The introduction of a fee for induced abortions may have contributed to the decrease in the abortion rate in the Czech Republic, but the main reason has been the rapid spread of information about reproductive health, sexuality, planned parenthood, and prevention against sexually transmitted diseases, and especially better access to modern contraceptives since 1990.

Mortality
In 2005, 107 938 people died. The number of infant deaths was
347, of which 206 died within 28 days of their birth. Life expectancy at birth increased for men by one-third from previous levels to reach 72.9 years; for women life expectancy has remained almost the same and is now 79.1 years.

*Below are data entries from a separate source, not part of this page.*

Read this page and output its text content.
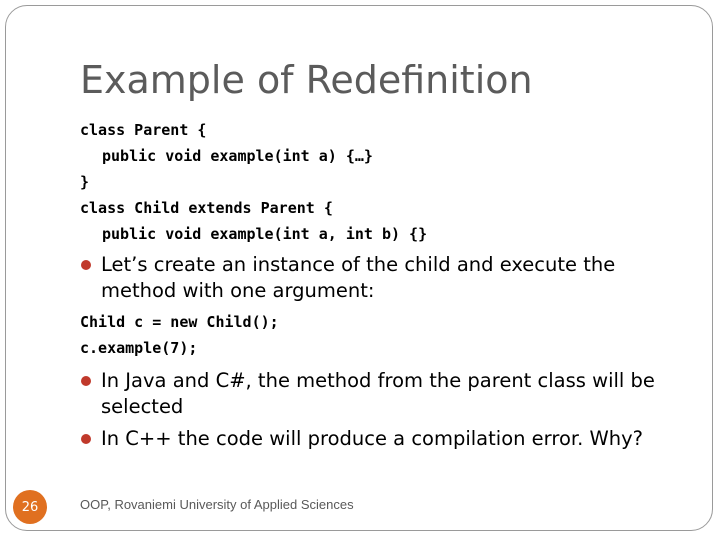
Example of Redefinition
class Parent {
public void example(int a) {…}
}
class Child extends Parent {
public void example(int a, int b) {}
Let’s create an instance of the child and execute the method with one argument:
Child c = new Child();
c.example(7);
In Java and C#, the method from the parent class will be selected
In C++ the code will produce a compilation error. Why?
26	OOP, Rovaniemi University of Applied Sciences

In comparison with 1990, however, the improvement of mortality conditions has led to the extension of life expectancy by 5.3 years for men and 3.7 years for women, with the difference between the sexes thus decreasing from 7.8 to the current 6.2 years. One major reason for this is the improvement of neo-natal health care.. Another reason, at the other end of the age spectrum, is that mortality conditions among the elderly have improved. Conversely, mortality intensity among young people has stagnated since late 1990’s
From the perspective of cause of death, absolutely the biggest source of the increase in life expectancy between 1990 and 2005 is the improvement in the death rate caused by disease of the cardiovascular system and partly also improved diagnostics and treatment. Deaths caused by injury or poisoning are also declining. On the other hand, a slight increase can be seen among deaths caused by disease of the respiratory system, most likely because of the flu epidemic in the month of February.

External Migration
The highest positive net migration since the founding of the Czech Republic in 1993, at 36.2 thousand people, was caused by a higher number of immigrants (60.3 thousand) over emigrants (24.1 thousand). However, it must be stressed that while the number of emigrating Czech citizens officially registered in 2005 was 2269, this figure is understated and does not include those emigrants who did not terminate their permanent residency in the Czech Republic The most active countries in both directions of migration are Ukraine, from where 24.0 thousand people immigrated to the Czech Republic and where during the year 11.4 thousand people emigrated. The next highest migration flows are with Slovakia, Vietnam, and the Russian Federation. The largest number of foreign nationals with residence permits in the Czech Republic are Ukrainians, followed by Slovaks, Vietnamese, Poles, and Russians. The total number of foreign nationals legally residing in the Czech Republic as of 31 December 2005 according to the data of the Foreign and Border Police of the Ministry of the Interior of the Czech Republic
was 278.3 thousand, or 2.7% of the population of the Czech Republic.